This editorial is from the Dallas Morning News:
As Winston Churchill warned, if we ramp up the arms race, we’ll just “make the rubble bounce.”
The stakes are even higher today because so many countries have nuclear weapons — and they could set the world on fire. This moment calls for a strong, but nuanced and strategic policy, not incendiary bluster. (Attention, you-know-who).
In Europe, there’s increased talk of a European Union nuclear weapons program that would refocus France’s arsenal to protect the rest of Europe and operate under a common European command. Supposedly this plan would be enacted only if the Continent could no longer count on American protection.
Therein lies the problem. The world is rapidly moving away from reducing nukes toward adding nukes, an escalation in Europe’s military power and a break with American leadership. This is one of the consequences of Europe’s insecurity about the White House’s relationship with Russia and Russia’s more aggressive policies.
Similar angst is being stirred in Asia, where Kim Jong-un has forced the proliferation issue like a teenager playing “chicken” by firing four ballistic missiles toward Japan. To counter his continuing recklessness, the U.S. is in the process of sharing its Terminal High Altitude Area Defense — known as THAAD — with South Korea, which is most immediately at risk.
Both China and Russia have yelped loudly in protest — they complain the THAAD radar might allow us to peep into their military activity. But the U.S. already has that capability in other radar systems and has every right to defend itself.
At the same time, Russia has escalated stakes in the region by launching a cruise missile in violation of the 1987 INF treaty.
The U.S. is being tested on multiple fronts. President Donald Trump’s statements have been divergent: He is on record saying, “Let it be an arms race.

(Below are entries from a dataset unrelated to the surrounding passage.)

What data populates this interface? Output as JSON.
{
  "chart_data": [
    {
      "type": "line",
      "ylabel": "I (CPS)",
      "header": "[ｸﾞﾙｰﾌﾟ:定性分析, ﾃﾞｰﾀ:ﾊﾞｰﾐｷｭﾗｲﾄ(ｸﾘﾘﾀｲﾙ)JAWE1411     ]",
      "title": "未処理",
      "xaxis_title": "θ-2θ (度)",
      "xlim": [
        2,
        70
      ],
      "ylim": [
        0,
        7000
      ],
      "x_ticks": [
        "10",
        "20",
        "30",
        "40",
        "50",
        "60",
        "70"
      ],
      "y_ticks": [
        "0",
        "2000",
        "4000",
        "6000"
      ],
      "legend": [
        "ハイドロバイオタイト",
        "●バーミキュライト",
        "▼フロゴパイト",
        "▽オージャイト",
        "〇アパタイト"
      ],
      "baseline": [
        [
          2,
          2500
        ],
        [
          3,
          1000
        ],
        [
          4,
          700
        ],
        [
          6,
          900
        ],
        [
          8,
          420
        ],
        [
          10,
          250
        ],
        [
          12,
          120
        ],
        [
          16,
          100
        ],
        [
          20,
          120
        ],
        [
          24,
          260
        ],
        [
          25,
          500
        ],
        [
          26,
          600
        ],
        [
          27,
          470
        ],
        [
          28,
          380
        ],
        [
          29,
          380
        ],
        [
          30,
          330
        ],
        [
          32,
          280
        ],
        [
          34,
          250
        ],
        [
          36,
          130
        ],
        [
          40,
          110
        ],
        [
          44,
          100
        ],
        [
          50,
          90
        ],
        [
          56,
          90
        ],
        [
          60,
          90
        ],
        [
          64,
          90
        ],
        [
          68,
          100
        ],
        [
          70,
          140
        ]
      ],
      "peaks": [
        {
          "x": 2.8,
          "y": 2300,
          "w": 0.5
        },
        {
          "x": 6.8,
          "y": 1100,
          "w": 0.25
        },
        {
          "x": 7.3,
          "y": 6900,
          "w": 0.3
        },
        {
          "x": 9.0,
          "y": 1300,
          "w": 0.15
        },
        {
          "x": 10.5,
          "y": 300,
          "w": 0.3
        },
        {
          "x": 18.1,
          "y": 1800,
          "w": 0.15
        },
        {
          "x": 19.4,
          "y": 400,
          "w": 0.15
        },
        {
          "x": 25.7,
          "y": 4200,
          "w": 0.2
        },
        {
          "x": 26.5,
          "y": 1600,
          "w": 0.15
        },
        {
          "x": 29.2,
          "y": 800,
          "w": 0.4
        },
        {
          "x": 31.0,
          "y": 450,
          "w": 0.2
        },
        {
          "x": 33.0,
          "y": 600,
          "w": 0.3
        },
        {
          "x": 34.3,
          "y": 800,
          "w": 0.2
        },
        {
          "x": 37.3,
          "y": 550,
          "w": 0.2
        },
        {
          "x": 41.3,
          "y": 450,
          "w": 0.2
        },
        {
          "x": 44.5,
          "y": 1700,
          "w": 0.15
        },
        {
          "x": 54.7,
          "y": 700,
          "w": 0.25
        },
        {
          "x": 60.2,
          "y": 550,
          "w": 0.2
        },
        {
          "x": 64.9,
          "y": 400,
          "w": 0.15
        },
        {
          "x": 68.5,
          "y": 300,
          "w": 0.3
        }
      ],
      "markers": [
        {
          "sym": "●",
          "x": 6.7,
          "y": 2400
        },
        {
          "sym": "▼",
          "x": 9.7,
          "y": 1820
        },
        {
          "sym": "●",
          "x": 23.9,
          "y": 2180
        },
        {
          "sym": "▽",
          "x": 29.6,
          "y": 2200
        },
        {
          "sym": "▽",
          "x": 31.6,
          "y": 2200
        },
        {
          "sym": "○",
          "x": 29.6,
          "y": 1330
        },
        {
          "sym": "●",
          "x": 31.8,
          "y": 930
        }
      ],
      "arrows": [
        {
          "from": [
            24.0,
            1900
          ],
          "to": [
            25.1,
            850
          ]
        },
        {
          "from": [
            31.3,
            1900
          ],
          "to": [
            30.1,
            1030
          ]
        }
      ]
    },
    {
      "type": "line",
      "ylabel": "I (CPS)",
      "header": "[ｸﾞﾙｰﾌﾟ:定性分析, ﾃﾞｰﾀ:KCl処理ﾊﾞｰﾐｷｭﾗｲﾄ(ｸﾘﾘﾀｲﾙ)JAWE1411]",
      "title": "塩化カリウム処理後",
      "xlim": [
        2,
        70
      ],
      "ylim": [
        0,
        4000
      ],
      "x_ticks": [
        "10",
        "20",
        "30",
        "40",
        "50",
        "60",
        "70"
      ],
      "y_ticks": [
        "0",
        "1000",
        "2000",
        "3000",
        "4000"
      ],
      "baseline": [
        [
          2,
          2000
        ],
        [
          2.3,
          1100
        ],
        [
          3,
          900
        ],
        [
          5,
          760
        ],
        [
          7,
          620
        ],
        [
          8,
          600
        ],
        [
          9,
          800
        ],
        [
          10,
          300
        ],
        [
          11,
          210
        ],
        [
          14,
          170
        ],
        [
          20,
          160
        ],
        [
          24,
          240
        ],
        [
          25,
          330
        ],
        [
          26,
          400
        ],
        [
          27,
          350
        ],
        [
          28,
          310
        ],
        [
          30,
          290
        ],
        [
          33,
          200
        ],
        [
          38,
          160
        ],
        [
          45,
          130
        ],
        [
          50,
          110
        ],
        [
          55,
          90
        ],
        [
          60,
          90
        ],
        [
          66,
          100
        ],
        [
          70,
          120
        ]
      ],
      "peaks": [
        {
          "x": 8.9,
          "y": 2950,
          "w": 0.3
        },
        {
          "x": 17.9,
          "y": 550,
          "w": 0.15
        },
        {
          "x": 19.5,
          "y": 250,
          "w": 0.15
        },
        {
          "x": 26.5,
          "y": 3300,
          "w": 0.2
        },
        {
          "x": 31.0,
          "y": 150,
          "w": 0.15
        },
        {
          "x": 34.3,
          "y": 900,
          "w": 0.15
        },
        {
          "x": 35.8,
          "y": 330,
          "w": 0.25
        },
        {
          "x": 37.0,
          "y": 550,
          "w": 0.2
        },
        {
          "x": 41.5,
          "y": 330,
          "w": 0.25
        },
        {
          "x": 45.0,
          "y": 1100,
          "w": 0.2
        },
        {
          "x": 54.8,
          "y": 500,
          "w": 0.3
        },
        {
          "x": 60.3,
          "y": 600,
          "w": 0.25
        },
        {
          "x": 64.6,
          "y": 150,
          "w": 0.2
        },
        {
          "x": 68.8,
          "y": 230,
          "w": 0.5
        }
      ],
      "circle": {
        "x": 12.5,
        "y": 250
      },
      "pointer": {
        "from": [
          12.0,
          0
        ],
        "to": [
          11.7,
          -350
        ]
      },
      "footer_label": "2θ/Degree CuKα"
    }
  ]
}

We will outmatch them at every pass and outlast them all.” He also talked of reaching a new arms agreement with Moscow that would reduce arms “very substantially.”
A show of strength is warranted, but it’s good to keep in mind the American arsenal is as much about reassuring allies as deterring enemies. Reassurance is about credible commitments backstopped by steady leadership. Both are now in question.
Projecting an image of sobriety and resolve must be at the core of our statecraft. We might not convince Russia and China of our best intentions, but we do have allies who want to be reassured.
Secretary of State Rex Tillerson made a start toward that goal on his Asia tour this week. When President Trump meets with President Xi Jinping in April, he should emphasize the THAAD system wouldn’t be necessary if China leaned harder on Kim Jong-un to stop provocative missile launches. And he should let his friends in Russia know — preferably by high-level talks rather than tweets — that we will make sure NATO’s deterrence forces are well-prepared with the latest technology to counter a first-strike from Russia.
An arms race is hard to stop, but U.S. policy shouldn’t speed it up.